Stewart Bainum Jr is reported to have bid US$650 million (A$840 million) for the whole group.The sum is ten times what he was to pay for Tribune's Baltimore Sun, and is a bid to 'top and stop' the US$630 million offered and agreed with Alden, known in the industry for its harsh asset cuts. The offer emerged in a filing to the US Securities and Exchange Commission earlier this week in which shareholders freed Bainum from a confidentiality agreement so he can talk about - and gain support for - a full counter-offer.
Failing that, the Tribune board had agreed the Alden offer. It was suggested that under Bainum, Tribune's future could be as a not-for-profit.
Tribune owns a range of metro mastheads also including the Chicago Tribune, Orlando Sentinel and New York Daily News.
Alden is already the largest shareholder in Tribune, with 31.6 per cent and three seats on its board.
Last February, Tribune made a nonbinding agreement for Bainum - who is chairman of Choice Hotels International - to acquire the Baltimore Sun, (Annapolis) Capital Gazette and Carroll County (Maryland) Times.
• Bainum may now be joined by two further investors. Swiss billionaire Hansjörg Wyss and tech investor Mason Slaine each say they will contribute US$100 million to Bainum's bid.
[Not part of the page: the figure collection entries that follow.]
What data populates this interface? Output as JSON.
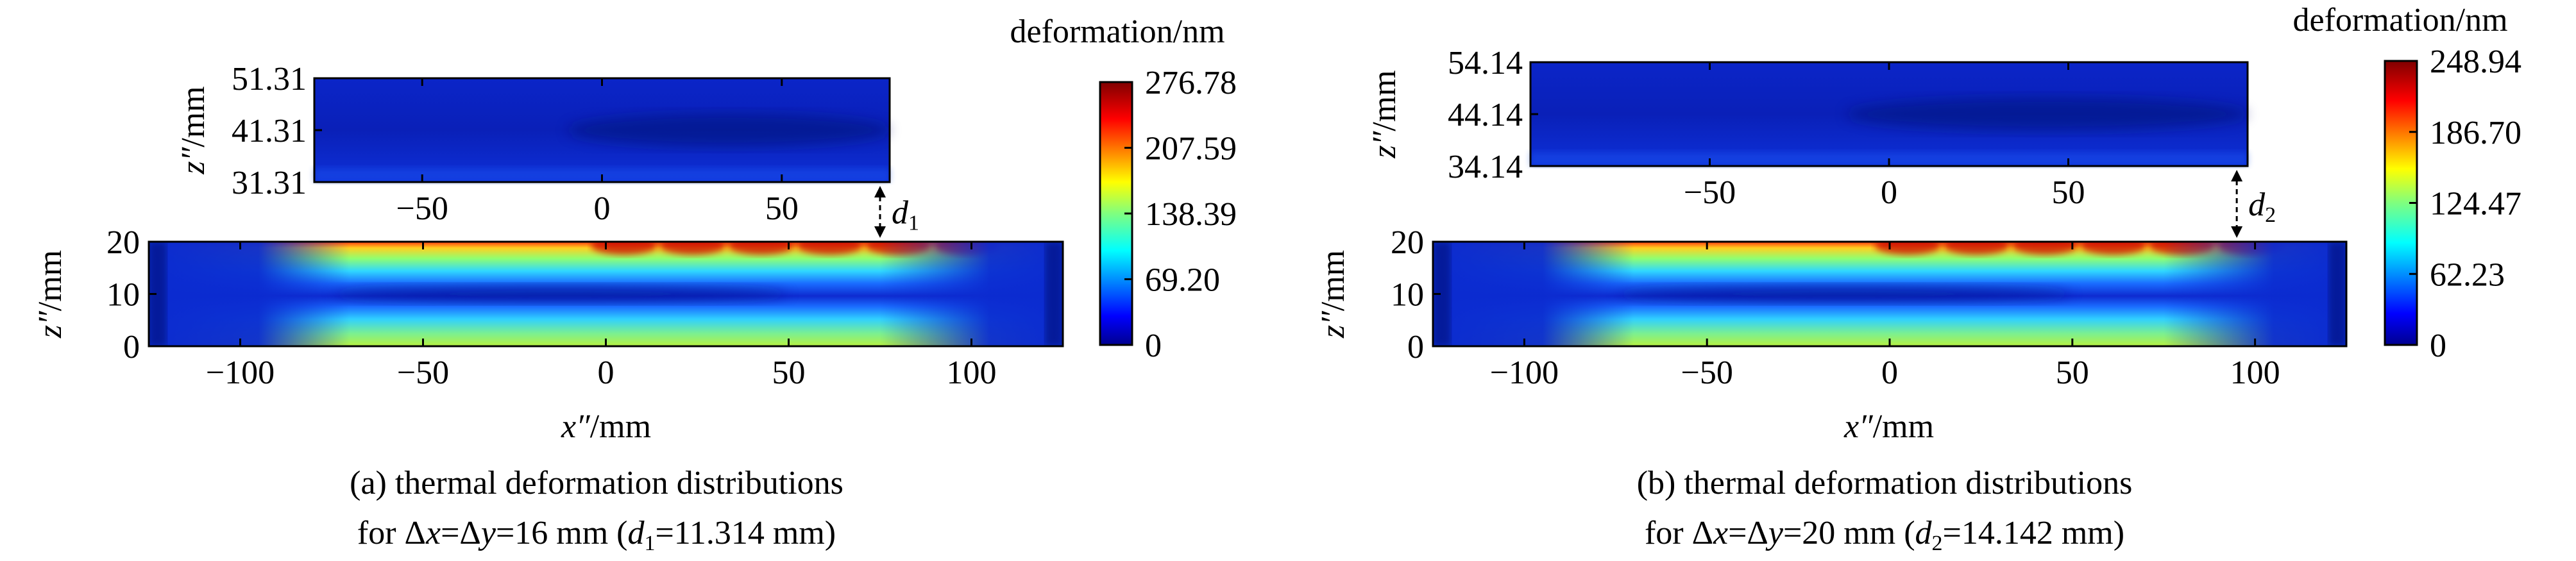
{
  "chart_data": [
    {
      "type": "heatmap",
      "panel_id": "a",
      "caption": {
        "line1": "(a) thermal deformation distributions",
        "line2_pre": "for Δ",
        "line2_x": "x",
        "line2_eq1": "=Δ",
        "line2_y": "y",
        "line2_eq2": "=16 mm (",
        "line2_d": "d",
        "line2_dsub": "1",
        "line2_post": "=11.314 mm)"
      },
      "xlabel_main": "x″",
      "xlabel_unit": "/mm",
      "zlabel_main": "z″",
      "zlabel_unit": "/mm",
      "gap_label_main": "d",
      "gap_label_sub": "1",
      "colorbar": {
        "title": "deformation/nm",
        "range": [
          0,
          276.78
        ],
        "tick_labels": [
          "276.78",
          "207.59",
          "138.39",
          "69.20",
          "0"
        ]
      },
      "top_plate": {
        "x_range": [
          -80,
          80
        ],
        "z_range": [
          31.31,
          51.31
        ],
        "x_tick_labels": [
          "−50",
          "0",
          "50"
        ],
        "z_tick_labels": [
          "51.31",
          "41.31",
          "31.31"
        ]
      },
      "bottom_plate": {
        "x_range": [
          -125,
          125
        ],
        "z_range": [
          0,
          20
        ],
        "x_tick_labels": [
          "−100",
          "−50",
          "0",
          "50",
          "100"
        ],
        "z_tick_labels": [
          "20",
          "10",
          "0"
        ]
      },
      "gap_arrow_x": 75
    },
    {
      "type": "heatmap",
      "panel_id": "b",
      "caption": {
        "line1": "(b) thermal deformation distributions",
        "line2_pre": "for Δ",
        "line2_x": "x",
        "line2_eq1": "=Δ",
        "line2_y": "y",
        "line2_eq2": "=20 mm (",
        "line2_d": "d",
        "line2_dsub": "2",
        "line2_post": "=14.142 mm)"
      },
      "xlabel_main": "x″",
      "xlabel_unit": "/mm",
      "zlabel_main": "z″",
      "zlabel_unit": "/mm",
      "gap_label_main": "d",
      "gap_label_sub": "2",
      "colorbar": {
        "title": "deformation/nm",
        "range": [
          0,
          248.94
        ],
        "tick_labels": [
          "248.94",
          "186.70",
          "124.47",
          "62.23",
          "0"
        ]
      },
      "top_plate": {
        "x_range": [
          -100,
          100
        ],
        "z_range": [
          34.14,
          54.14
        ],
        "x_tick_labels": [
          "−50",
          "0",
          "50"
        ],
        "z_tick_labels": [
          "54.14",
          "44.14",
          "34.14"
        ]
      },
      "bottom_plate": {
        "x_range": [
          -125,
          125
        ],
        "z_range": [
          0,
          20
        ],
        "x_tick_labels": [
          "−100",
          "−50",
          "0",
          "50",
          "100"
        ],
        "z_tick_labels": [
          "20",
          "10",
          "0"
        ]
      },
      "gap_arrow_x": 95
    }
  ]
}
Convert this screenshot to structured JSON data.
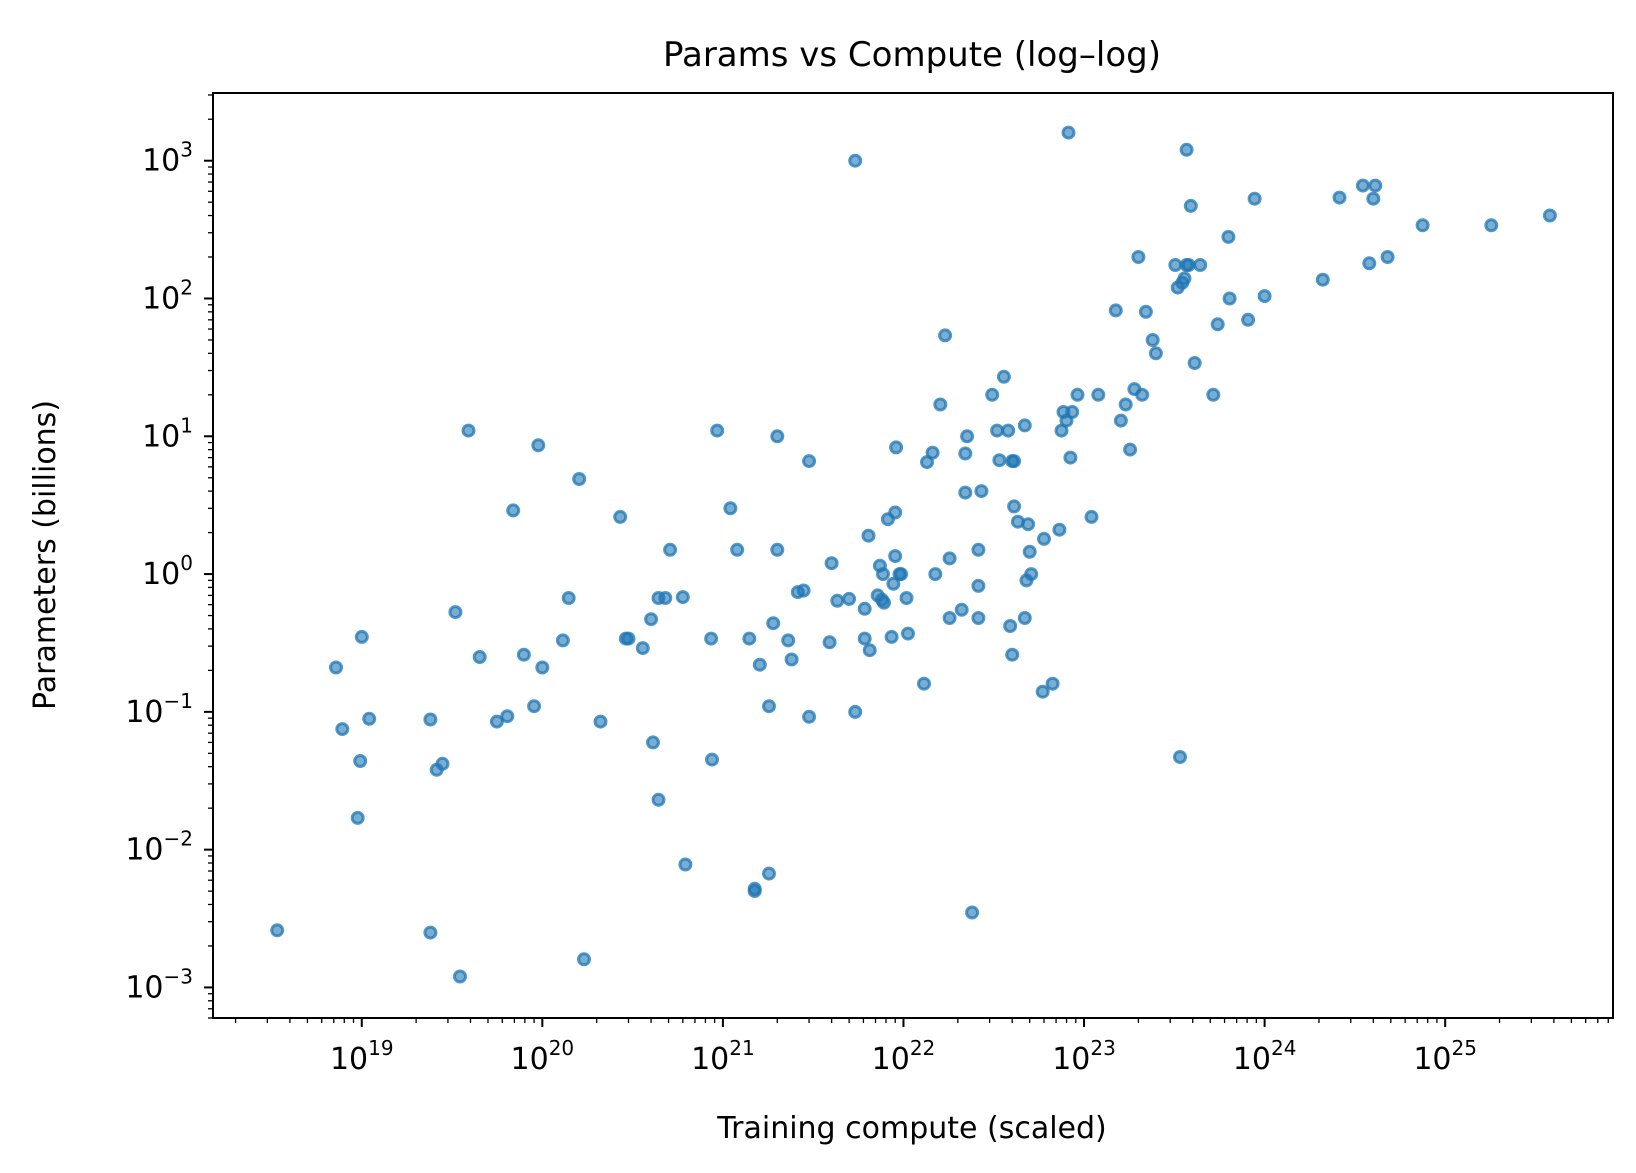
{
  "chart_data": {
    "type": "scatter",
    "title": "Params vs Compute (log–log)",
    "xlabel": "Training compute (scaled)",
    "ylabel": "Parameters (billions)",
    "x_scale": "log",
    "y_scale": "log",
    "xlim": [
      1.5e+18,
      8.5e+25
    ],
    "ylim": [
      0.0006,
      3100.0
    ],
    "grid": false,
    "legend": "none",
    "marker_color": "#1f77b4",
    "x_ticks": [
      {
        "base": "10",
        "exp": "19",
        "value": 1e+19
      },
      {
        "base": "10",
        "exp": "20",
        "value": 1e+20
      },
      {
        "base": "10",
        "exp": "21",
        "value": 1e+21
      },
      {
        "base": "10",
        "exp": "22",
        "value": 1e+22
      },
      {
        "base": "10",
        "exp": "23",
        "value": 1e+23
      },
      {
        "base": "10",
        "exp": "24",
        "value": 1e+24
      },
      {
        "base": "10",
        "exp": "25",
        "value": 1e+25
      }
    ],
    "y_ticks": [
      {
        "base": "10",
        "exp": "−3",
        "value": 0.001
      },
      {
        "base": "10",
        "exp": "−2",
        "value": 0.01
      },
      {
        "base": "10",
        "exp": "−1",
        "value": 0.1
      },
      {
        "base": "10",
        "exp": "0",
        "value": 1
      },
      {
        "base": "10",
        "exp": "1",
        "value": 10
      },
      {
        "base": "10",
        "exp": "2",
        "value": 100
      },
      {
        "base": "10",
        "exp": "3",
        "value": 1000
      }
    ],
    "points": [
      [
        3.4e+18,
        0.0026
      ],
      [
        7.2e+18,
        0.21
      ],
      [
        7.8e+18,
        0.075
      ],
      [
        9.5e+18,
        0.017
      ],
      [
        9.8e+18,
        0.044
      ],
      [
        1e+19,
        0.35
      ],
      [
        1.1e+19,
        0.089
      ],
      [
        2.4e+19,
        0.0025
      ],
      [
        2.4e+19,
        0.088
      ],
      [
        2.6e+19,
        0.038
      ],
      [
        2.8e+19,
        0.042
      ],
      [
        3.3e+19,
        0.53
      ],
      [
        3.5e+19,
        0.0012
      ],
      [
        3.9e+19,
        11
      ],
      [
        4.5e+19,
        0.25
      ],
      [
        5.6e+19,
        0.085
      ],
      [
        6.4e+19,
        0.093
      ],
      [
        6.9e+19,
        2.9
      ],
      [
        7.9e+19,
        0.26
      ],
      [
        9e+19,
        0.11
      ],
      [
        9.5e+19,
        8.6
      ],
      [
        1e+20,
        0.21
      ],
      [
        1.3e+20,
        0.33
      ],
      [
        1.4e+20,
        0.67
      ],
      [
        1.6e+20,
        4.9
      ],
      [
        1.7e+20,
        0.0016
      ],
      [
        2.1e+20,
        0.085
      ],
      [
        2.7e+20,
        2.6
      ],
      [
        2.9e+20,
        0.34
      ],
      [
        3e+20,
        0.34
      ],
      [
        3.6e+20,
        0.29
      ],
      [
        4e+20,
        0.47
      ],
      [
        4.1e+20,
        0.06
      ],
      [
        4.4e+20,
        0.67
      ],
      [
        4.4e+20,
        0.023
      ],
      [
        4.8e+20,
        0.67
      ],
      [
        5.1e+20,
        1.5
      ],
      [
        6e+20,
        0.68
      ],
      [
        6.2e+20,
        0.0078
      ],
      [
        8.6e+20,
        0.34
      ],
      [
        8.7e+20,
        0.045
      ],
      [
        9.3e+20,
        11
      ],
      [
        1.1e+21,
        3.0
      ],
      [
        1.2e+21,
        1.5
      ],
      [
        1.4e+21,
        0.34
      ],
      [
        1.5e+21,
        0.005
      ],
      [
        1.5e+21,
        0.0052
      ],
      [
        1.6e+21,
        0.22
      ],
      [
        1.8e+21,
        0.0067
      ],
      [
        1.8e+21,
        0.11
      ],
      [
        1.9e+21,
        0.44
      ],
      [
        2e+21,
        1.5
      ],
      [
        2e+21,
        10
      ],
      [
        2.3e+21,
        0.33
      ],
      [
        2.4e+21,
        0.24
      ],
      [
        2.6e+21,
        0.74
      ],
      [
        2.8e+21,
        0.76
      ],
      [
        3e+21,
        6.6
      ],
      [
        3e+21,
        0.092
      ],
      [
        3.9e+21,
        0.32
      ],
      [
        4e+21,
        1.2
      ],
      [
        4.3e+21,
        0.64
      ],
      [
        5e+21,
        0.66
      ],
      [
        5.4e+21,
        0.1
      ],
      [
        5.4e+21,
        1000
      ],
      [
        6.1e+21,
        0.34
      ],
      [
        6.1e+21,
        0.56
      ],
      [
        6.4e+21,
        1.9
      ],
      [
        6.5e+21,
        0.28
      ],
      [
        7.2e+21,
        0.7
      ],
      [
        7.4e+21,
        1.15
      ],
      [
        7.6e+21,
        0.65
      ],
      [
        7.7e+21,
        1.0
      ],
      [
        7.8e+21,
        0.62
      ],
      [
        8.2e+21,
        2.5
      ],
      [
        8.6e+21,
        0.35
      ],
      [
        8.8e+21,
        0.85
      ],
      [
        9e+21,
        2.8
      ],
      [
        9e+21,
        1.35
      ],
      [
        9.1e+21,
        8.3
      ],
      [
        9.5e+21,
        1.0
      ],
      [
        9.7e+21,
        1.0
      ],
      [
        1.04e+22,
        0.67
      ],
      [
        1.06e+22,
        0.37
      ],
      [
        1.3e+22,
        0.16
      ],
      [
        1.35e+22,
        6.5
      ],
      [
        1.45e+22,
        7.6
      ],
      [
        1.5e+22,
        1.0
      ],
      [
        1.6e+22,
        17
      ],
      [
        1.7e+22,
        54
      ],
      [
        1.8e+22,
        0.48
      ],
      [
        1.8e+22,
        1.3
      ],
      [
        2.1e+22,
        0.55
      ],
      [
        2.2e+22,
        3.9
      ],
      [
        2.2e+22,
        7.5
      ],
      [
        2.25e+22,
        10
      ],
      [
        2.4e+22,
        0.0035
      ],
      [
        2.6e+22,
        0.48
      ],
      [
        2.6e+22,
        1.5
      ],
      [
        2.6e+22,
        0.82
      ],
      [
        2.7e+22,
        4.0
      ],
      [
        3.1e+22,
        20
      ],
      [
        3.3e+22,
        11
      ],
      [
        3.4e+22,
        6.7
      ],
      [
        3.6e+22,
        27
      ],
      [
        3.8e+22,
        11
      ],
      [
        3.9e+22,
        0.42
      ],
      [
        4e+22,
        0.26
      ],
      [
        4e+22,
        6.6
      ],
      [
        4.1e+22,
        6.6
      ],
      [
        4.1e+22,
        3.1
      ],
      [
        4.3e+22,
        2.4
      ],
      [
        4.7e+22,
        12
      ],
      [
        4.7e+22,
        0.48
      ],
      [
        4.8e+22,
        0.9
      ],
      [
        4.9e+22,
        2.3
      ],
      [
        5e+22,
        1.45
      ],
      [
        5.1e+22,
        1.0
      ],
      [
        5.9e+22,
        0.14
      ],
      [
        6e+22,
        1.8
      ],
      [
        6.7e+22,
        0.16
      ],
      [
        7.3e+22,
        2.1
      ],
      [
        7.5e+22,
        11
      ],
      [
        7.7e+22,
        15
      ],
      [
        8e+22,
        13
      ],
      [
        8.2e+22,
        1600
      ],
      [
        8.4e+22,
        7.0
      ],
      [
        8.6e+22,
        15
      ],
      [
        9.2e+22,
        20
      ],
      [
        1.1e+23,
        2.6
      ],
      [
        1.2e+23,
        20
      ],
      [
        1.5e+23,
        82
      ],
      [
        1.6e+23,
        13
      ],
      [
        1.7e+23,
        17
      ],
      [
        1.8e+23,
        8.0
      ],
      [
        1.9e+23,
        22
      ],
      [
        2e+23,
        200
      ],
      [
        2.1e+23,
        20
      ],
      [
        2.2e+23,
        80
      ],
      [
        2.4e+23,
        50
      ],
      [
        2.5e+23,
        40
      ],
      [
        3.2e+23,
        175
      ],
      [
        3.3e+23,
        120
      ],
      [
        3.4e+23,
        0.047
      ],
      [
        3.5e+23,
        130
      ],
      [
        3.6e+23,
        140
      ],
      [
        3.7e+23,
        1200
      ],
      [
        3.7e+23,
        175
      ],
      [
        3.8e+23,
        175
      ],
      [
        3.9e+23,
        470
      ],
      [
        4.1e+23,
        34
      ],
      [
        4.4e+23,
        175
      ],
      [
        5.2e+23,
        20
      ],
      [
        5.5e+23,
        65
      ],
      [
        6.3e+23,
        280
      ],
      [
        6.4e+23,
        100
      ],
      [
        8.1e+23,
        70
      ],
      [
        8.8e+23,
        530
      ],
      [
        1e+24,
        104
      ],
      [
        2.1e+24,
        137
      ],
      [
        2.6e+24,
        540
      ],
      [
        3.5e+24,
        660
      ],
      [
        3.8e+24,
        180
      ],
      [
        4e+24,
        530
      ],
      [
        4.1e+24,
        660
      ],
      [
        4.8e+24,
        200
      ],
      [
        7.5e+24,
        340
      ],
      [
        1.8e+25,
        340
      ],
      [
        3.8e+25,
        400
      ]
    ]
  }
}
Florida-based Slaine, who holds 3.4 per cent of Tribune Publishing, says his interest is in the two mastheads in his home state, the Orlando Sentinel and (Fort Lauderdale) Sun Sentinel.
Tribune's board - on which Alden has three seats - is currently backing the Alden bid despite the higher offer. An earlier version of this report referred to Philadelphia in error.